Но сейчас он выглядел совсем иначе. Месяцы, проведенные в камере, словно никак его не задели. Но того, кто в то утро задержал его по подозрению в убийстве, он узнал сразу.
– Открывай, что застыл.
Федор Басов смотрел на него из своей стеклянной будки охранника. Потом медленно, очень медленно потянулся к кнопке. Шлагбаум поднялся.
– За покупками на ночь глядя?
Руслан Султанов проехал, не отвечая.
Нет, все-таки остановился.
Из открытого окна джипа вылетела сложенная самолетиком пятисотенная купюра.
– Это тебе на чай. За то, что по ночам не спишь и встаешь рано.
Федор Басов в черной форме охранника, в своих шнурованных ботинках, как медведь из берлоги, вывалился из стеклянной будки.
Целую минуту они пялились друг на друга.
– Драться тут я с тобой не стану, – хрипло сказал Султанов. – Тебя уволят. А потом скажут, что я это из мести. Отомстил тебе за то задержание.
– Гулять тебе недолго, все равно скоро обратно посадят.
– Тюрьма не самое страшное место.
– Подними деньги.
Руслан Султанов, положив руки на руль, смотрел на него, потом нажал на газ. Джип, взвизгнув резиной, развернулся на пятачке и выехал со стоянки, вдавив колесами купюру в асфальт.
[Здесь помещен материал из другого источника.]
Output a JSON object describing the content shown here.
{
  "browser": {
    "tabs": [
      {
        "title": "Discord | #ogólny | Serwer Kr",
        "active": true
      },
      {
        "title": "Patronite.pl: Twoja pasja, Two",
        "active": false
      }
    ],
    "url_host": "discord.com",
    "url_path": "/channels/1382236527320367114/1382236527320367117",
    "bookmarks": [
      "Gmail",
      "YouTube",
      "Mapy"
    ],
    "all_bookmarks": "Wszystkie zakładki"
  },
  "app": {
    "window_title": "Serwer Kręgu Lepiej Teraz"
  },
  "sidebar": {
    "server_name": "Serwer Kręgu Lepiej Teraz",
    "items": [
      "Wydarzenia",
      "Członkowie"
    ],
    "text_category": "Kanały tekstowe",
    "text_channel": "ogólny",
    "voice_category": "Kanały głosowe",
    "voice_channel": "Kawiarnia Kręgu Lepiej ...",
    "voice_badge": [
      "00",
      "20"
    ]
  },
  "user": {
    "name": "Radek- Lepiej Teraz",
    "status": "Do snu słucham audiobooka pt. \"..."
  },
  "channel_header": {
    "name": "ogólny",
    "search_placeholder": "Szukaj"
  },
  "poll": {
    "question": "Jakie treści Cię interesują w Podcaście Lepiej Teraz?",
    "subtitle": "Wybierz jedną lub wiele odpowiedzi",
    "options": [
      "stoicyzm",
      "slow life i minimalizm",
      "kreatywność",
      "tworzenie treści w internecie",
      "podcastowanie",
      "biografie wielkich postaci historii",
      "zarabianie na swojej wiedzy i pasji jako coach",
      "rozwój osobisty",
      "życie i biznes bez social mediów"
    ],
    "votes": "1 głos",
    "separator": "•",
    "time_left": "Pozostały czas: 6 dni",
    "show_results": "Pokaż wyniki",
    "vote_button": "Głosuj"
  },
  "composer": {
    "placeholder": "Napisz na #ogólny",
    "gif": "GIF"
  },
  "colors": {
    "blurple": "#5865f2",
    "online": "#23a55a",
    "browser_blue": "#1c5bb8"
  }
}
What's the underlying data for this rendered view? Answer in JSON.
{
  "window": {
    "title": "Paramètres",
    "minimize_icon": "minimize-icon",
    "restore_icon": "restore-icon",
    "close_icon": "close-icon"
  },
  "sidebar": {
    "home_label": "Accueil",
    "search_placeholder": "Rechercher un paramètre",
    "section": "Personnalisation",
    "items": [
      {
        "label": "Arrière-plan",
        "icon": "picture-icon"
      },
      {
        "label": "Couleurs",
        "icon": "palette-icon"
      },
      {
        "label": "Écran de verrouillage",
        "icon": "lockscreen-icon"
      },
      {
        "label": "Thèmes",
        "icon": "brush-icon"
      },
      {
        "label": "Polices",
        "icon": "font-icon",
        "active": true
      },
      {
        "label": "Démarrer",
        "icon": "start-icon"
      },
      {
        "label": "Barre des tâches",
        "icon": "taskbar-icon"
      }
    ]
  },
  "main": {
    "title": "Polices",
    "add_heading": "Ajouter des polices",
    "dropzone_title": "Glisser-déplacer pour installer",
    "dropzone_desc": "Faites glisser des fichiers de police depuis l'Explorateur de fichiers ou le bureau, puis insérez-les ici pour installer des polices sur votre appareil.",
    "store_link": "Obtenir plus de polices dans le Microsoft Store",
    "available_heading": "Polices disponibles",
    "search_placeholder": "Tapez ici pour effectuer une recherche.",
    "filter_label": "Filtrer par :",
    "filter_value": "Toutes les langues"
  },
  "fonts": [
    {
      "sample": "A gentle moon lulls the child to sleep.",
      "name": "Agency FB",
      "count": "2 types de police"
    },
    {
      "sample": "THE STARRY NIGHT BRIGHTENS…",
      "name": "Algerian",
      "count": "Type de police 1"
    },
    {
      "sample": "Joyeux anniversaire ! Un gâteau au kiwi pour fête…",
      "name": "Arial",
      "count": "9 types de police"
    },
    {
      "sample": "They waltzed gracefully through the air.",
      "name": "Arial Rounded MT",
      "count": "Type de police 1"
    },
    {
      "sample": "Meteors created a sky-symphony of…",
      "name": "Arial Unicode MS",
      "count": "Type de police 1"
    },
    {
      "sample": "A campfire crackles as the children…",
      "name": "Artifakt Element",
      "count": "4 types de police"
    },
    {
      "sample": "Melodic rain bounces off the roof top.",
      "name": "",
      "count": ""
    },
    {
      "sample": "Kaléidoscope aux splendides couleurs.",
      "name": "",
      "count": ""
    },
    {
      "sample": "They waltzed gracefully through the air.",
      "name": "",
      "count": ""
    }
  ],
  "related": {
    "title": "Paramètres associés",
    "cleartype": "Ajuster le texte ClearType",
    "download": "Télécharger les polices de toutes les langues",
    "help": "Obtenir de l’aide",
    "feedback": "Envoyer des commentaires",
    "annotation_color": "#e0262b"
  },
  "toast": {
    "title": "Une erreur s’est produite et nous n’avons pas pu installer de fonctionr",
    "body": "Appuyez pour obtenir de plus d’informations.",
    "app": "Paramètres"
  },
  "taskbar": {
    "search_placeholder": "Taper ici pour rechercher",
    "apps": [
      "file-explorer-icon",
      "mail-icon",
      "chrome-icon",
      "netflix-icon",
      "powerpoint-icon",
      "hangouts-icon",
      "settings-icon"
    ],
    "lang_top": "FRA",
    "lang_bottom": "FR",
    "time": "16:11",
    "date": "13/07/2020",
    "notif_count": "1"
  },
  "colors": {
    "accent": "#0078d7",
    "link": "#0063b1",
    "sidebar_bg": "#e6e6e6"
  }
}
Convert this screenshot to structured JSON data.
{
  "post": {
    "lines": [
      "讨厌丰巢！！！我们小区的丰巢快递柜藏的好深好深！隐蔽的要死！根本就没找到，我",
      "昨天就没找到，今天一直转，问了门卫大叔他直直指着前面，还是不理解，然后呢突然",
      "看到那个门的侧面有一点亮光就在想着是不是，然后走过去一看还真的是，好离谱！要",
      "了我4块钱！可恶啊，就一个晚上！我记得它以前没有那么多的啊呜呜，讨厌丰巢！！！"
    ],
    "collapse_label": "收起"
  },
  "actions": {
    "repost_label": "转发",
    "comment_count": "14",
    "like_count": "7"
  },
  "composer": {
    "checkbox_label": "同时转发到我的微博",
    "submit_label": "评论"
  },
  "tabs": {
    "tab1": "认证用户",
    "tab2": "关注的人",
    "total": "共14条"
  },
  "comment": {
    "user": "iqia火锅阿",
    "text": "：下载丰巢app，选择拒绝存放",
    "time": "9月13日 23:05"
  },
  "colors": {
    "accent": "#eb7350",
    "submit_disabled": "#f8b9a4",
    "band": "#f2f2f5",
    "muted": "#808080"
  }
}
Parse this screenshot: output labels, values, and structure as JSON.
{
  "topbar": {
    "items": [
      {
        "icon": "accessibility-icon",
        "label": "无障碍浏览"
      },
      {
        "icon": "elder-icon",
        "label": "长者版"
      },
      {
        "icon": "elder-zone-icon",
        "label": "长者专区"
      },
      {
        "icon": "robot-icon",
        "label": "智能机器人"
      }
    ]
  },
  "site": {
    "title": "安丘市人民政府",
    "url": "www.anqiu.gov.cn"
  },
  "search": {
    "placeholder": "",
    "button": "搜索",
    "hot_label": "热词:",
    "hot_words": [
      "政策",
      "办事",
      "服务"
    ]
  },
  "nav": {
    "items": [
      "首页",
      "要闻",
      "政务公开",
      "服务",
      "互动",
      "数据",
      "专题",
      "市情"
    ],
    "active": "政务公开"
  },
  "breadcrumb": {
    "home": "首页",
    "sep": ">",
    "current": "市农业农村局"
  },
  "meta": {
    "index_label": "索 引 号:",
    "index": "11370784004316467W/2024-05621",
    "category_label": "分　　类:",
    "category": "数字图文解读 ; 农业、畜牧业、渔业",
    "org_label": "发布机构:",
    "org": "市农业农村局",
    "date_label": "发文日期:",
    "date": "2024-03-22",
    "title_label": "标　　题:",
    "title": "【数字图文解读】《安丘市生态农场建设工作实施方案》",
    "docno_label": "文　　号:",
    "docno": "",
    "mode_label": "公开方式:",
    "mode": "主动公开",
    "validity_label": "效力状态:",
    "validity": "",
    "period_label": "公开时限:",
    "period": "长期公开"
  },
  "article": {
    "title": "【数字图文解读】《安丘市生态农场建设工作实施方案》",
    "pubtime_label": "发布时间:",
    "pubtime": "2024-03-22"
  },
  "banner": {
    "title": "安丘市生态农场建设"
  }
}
В эту ночь в душной спальне богатого дома сон бежал от супругов Финдеевых. За окном шумел ветер, и легкое летнее двуспальное одеяло казалось слишком тяжелым.
Они лежали в темноте, Оксана Финдеева придвинулась к мужу, прижалась к его боку. Жар тела. Она уже и забыла, что это такое. А он не напоминал ей.